Some features of the newly characterized fibritins variants suggest that their function(s) may be different from those of T4 gene. For instance, the Ig-like domains that are present on RB43 fibritin (Letarov et al. 2005) are found in many phage proteins that are in direct contact with the external environment (Fraser et al. 2007). Such fibritins with Ig-like domains could actually have a role analogous to the adhesin functions associated with the T4 gp37 tail fibers. A fibritin encoded adhesin-like function might not directly mediate irreversible phage adsorption, but rather bring the virion and hence its LTF adhesin into sufficiently close proximity to the bacterial host's surface to initiate adsorption by the tail fibers adhesins. Such an accessory role for fibritin in adsorption could be particularly valuable in a situation where the bacteria density was exceptionally low such as immediately after a mass extinction event (Fraser et al. 2007).

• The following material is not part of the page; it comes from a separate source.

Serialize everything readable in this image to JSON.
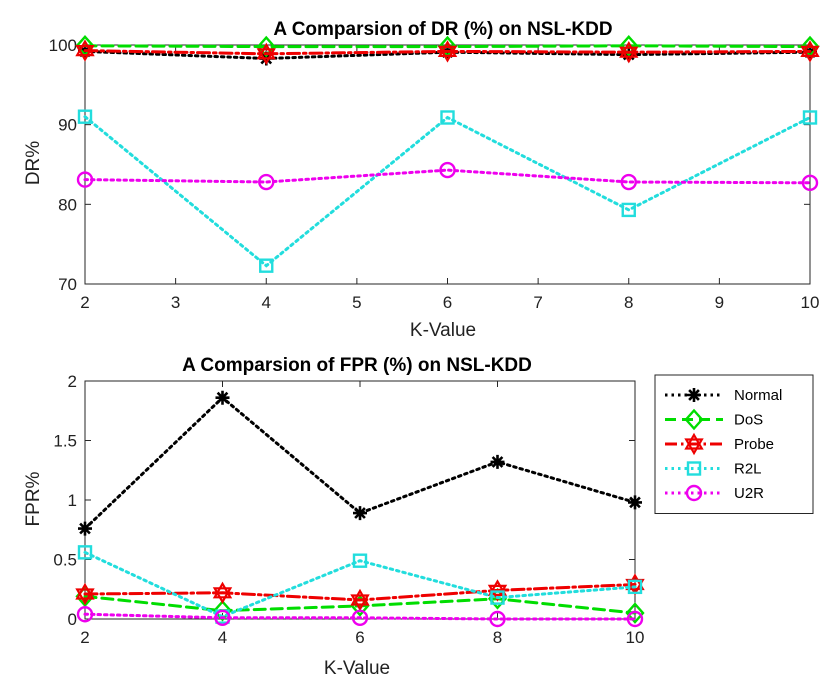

The existence of such “accessory” adhesins has recently been demonstrated for Caulobacter crescentus phages CbK and Cb13 that interact with the host flagellum via the proteins attached to their capsids and take the advantage of the flagellum rotation to locate the ultimate receptor target (Guerrero-Ferreira et al. 2011). Similarly, the involvement of the capsid decoration proteins in the adsorption process has been shown for Salmonella phage P22 (L. Gogokhia, pers. comm.). It is perhaps relevant that the organization of the AehI fibritin gene with its exceptionally long (more than 900 aa.) fibrous domain mimics the structure of many of phage tail fibers. Taken together with the weak homology of its large C-terminal domain to diverse phage tail fiber proteins, this argues in favor the involvement of this version of fibritin in the AehI phage's host recognition process (Letarov 2004; Letarov et al. 2005).

Discussion

Given the equally convincing evidence for extensive modular shuffling of C-terminal domain of fibritin in the past and the absence of recent mobility, it seems that the selective pressure that once existed for swapping this domain has now vanished. The ubiquity and enormous population size of the T4 superfamily argue that whatever the transitory responsible event was, its impact on the biosphere must have been global. As an example, mass extinction events are among the obvious candidates, as there have been a series of at least five such major and more minor catastrophes during the last 700 Myr (Raup and Sepkoski 1982). Calibration of the T4 superfamily molecular clock might allow us to better assess if these or other more recent environmental events (e.g., ice ages, periods of global warming, etc.) caused the mobility of the fibritin C-terminal domain. Another interesting question for further investigation concerns whether additional adaptive genes were acquired by the diverse T4 phages at the same time and for the similar purposes as the novel fibritin domains.